Im Hause Conti rumort es: Die Angestellten fordern Informationen zum geplanten Konzernumbau

Im Hause Conti rumort es: Die Angestellten fordern Informationen zum geplanten Konzernumbau. - Bild: Contoinental

Das Treffen sei auf Wunsch der Arbeitnehmerseite im Aufsichtsrat zustandegekommen, sagte Hell der Finanz-Nachrichtenagentur dpa-AFX. Die Belegschaft sei verunsichert und wollte vom Vorstand über den Stand der Pläne aus erster Hand informiert werden.

Anfang März werde es zudem ein Treffen zwischen dem Conti-Vorstand und dem Konzernbetriebsrat geben. "Conti wird sich bei dem Wachstumstempo verändern. Die Frage wird sein, 'wie' und 'wann'. Und: Macht es Sinn, überzeugt uns der Vorstand," sagte Hell. Wenn es zu Veränderungen komme, werde der "Wertmaßstab" sein, wie die Mitarbeiter dabei abschneiden.

"Die Arbeitnehmervertreter im Aufsichtsrat der Continental AG haben gebeten, in einer Aufsichtsratssitzung über den aktuellen Stand der Analyse zu beraten. Diese Sitzung hat heute in Hannover stattgefunden", sagte ein Conti-Sprecher. Er betonte: "Entscheidungsreife Pläne liegen weiterhin noch nicht vor und waren daher auch nicht Gegenstand der Sitzung." Was bei der Sitzung des Kontrollgremiums genau besprochen wurde, wollte er nicht sagen.

Zweiklassengesellschaft befürchtet

Die Arbeitnehmervertreter im Aufsichtsrat befürchteten laut "FAZ" keine unmittelbaren Einschnitte zu Lasten der Mitarbeiter, wenn der Vorstand die Strukturen erneuert. Sie sähen aber die Gefahr, dass im Konzern eine Zweiklassengesellschaft entsteht, sollte Conti in "alte" Verbrennungstechnik und zukunftsfähige Elektro- und Digitalgeschäfte aufgeteilt werden, was offenbar eine von mehreren Möglichkeiten ist. Spekuliert wurde zudem über eine Abspaltung der profitablen Reifensparte, seit Jahren der Gewinnbringer im Unternehmen.

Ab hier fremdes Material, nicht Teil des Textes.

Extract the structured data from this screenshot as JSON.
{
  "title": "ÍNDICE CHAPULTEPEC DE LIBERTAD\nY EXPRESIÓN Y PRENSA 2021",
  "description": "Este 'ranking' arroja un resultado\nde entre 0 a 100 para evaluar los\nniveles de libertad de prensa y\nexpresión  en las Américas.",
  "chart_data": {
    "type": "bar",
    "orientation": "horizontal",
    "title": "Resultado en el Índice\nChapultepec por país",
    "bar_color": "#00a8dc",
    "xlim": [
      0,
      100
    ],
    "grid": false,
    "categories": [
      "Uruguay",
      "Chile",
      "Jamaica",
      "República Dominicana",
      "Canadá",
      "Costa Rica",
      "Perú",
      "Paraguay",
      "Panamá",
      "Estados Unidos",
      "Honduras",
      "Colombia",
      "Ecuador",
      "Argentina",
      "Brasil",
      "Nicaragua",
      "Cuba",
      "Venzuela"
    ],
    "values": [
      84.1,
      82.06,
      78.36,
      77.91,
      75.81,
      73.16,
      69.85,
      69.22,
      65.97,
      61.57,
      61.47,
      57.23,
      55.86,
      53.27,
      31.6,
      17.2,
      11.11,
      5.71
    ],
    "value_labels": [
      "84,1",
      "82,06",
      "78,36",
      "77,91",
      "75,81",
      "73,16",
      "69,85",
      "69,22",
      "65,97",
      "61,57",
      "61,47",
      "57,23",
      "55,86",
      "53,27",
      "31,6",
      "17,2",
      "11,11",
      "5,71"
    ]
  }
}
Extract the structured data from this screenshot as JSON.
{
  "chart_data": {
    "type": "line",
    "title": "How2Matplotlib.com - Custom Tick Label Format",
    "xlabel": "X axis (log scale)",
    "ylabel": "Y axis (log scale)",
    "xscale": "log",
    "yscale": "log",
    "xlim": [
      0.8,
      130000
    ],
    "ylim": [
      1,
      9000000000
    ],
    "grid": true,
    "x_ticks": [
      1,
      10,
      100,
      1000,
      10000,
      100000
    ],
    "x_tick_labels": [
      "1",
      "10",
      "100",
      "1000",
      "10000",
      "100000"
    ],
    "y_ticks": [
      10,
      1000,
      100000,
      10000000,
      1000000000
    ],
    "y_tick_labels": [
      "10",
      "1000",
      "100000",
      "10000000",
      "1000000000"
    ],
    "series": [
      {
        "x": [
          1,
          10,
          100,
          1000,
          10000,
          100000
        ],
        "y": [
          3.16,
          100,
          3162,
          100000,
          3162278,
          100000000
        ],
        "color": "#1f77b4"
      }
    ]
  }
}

Besonders im Blick steht laut "FAZ" die Division Powertrain, eine Untergruppe der Autozuliefersparte des Dax-Konzerns. Vor einigen Monaten seien Gespräche über einen Zusammenschluss dieser Abteilung mit der Antriebssparte des Wettbewerbers Delphi gescheitert, schrieb die Zeitung. Daher brauche das Geschäft, das vor allem Komponenten für Dieselmotoren und Benziner herstellt, in Zukunft aber verstärkt auf E-Mobilität setzen muss, neue Perspektiven.

Conti hatte sich im vergangenen Frühjahr zunächst dazu entschieden, die Sparte mit Teilen rund um den Antriebsstrang im eigenen Haus zu behalten. Wettbewerber wie Delphi und Autoliv spalten sich bereits auf und trennen ihre Technologie-Sparten vom althergebrachten Geschäft. Die Hannoveraner versprechen sich aber von der Antriebssparte noch viele Jahre ordentliche Geldzuflüsse - bei geringeren Investitionen.

Zu weit verzweigt?

Eine weitere offene Frage ist, wie schnell ein Konzernumbau über die Bühne gehen könnte. Gerüchten zufolge dringt der Aufsichtsratsvorsitzende Wolfgang Reitzle darauf, möglichst noch 2018 erste Tochtergesellschaften an die Börse zu bringen, schreibt die "FAZ". Doch werde im Konzern bezweifelt, dass es so schnell geht. "Sollten wir uns für Börsengänge entscheiden, müssen Bewertungsgutachten und Wertpapierprospekte erstellt werden, das dauert seine Zeit", sagte ein Beteiligter der Zeitung. Conti-Finanzchef Wolfgang Schäfer hatte dem "Handelsblatt" im Januar gesagt, die Öffentlichkeit könne im kommenden halben Jahr mit Neuigkeiten rechnen.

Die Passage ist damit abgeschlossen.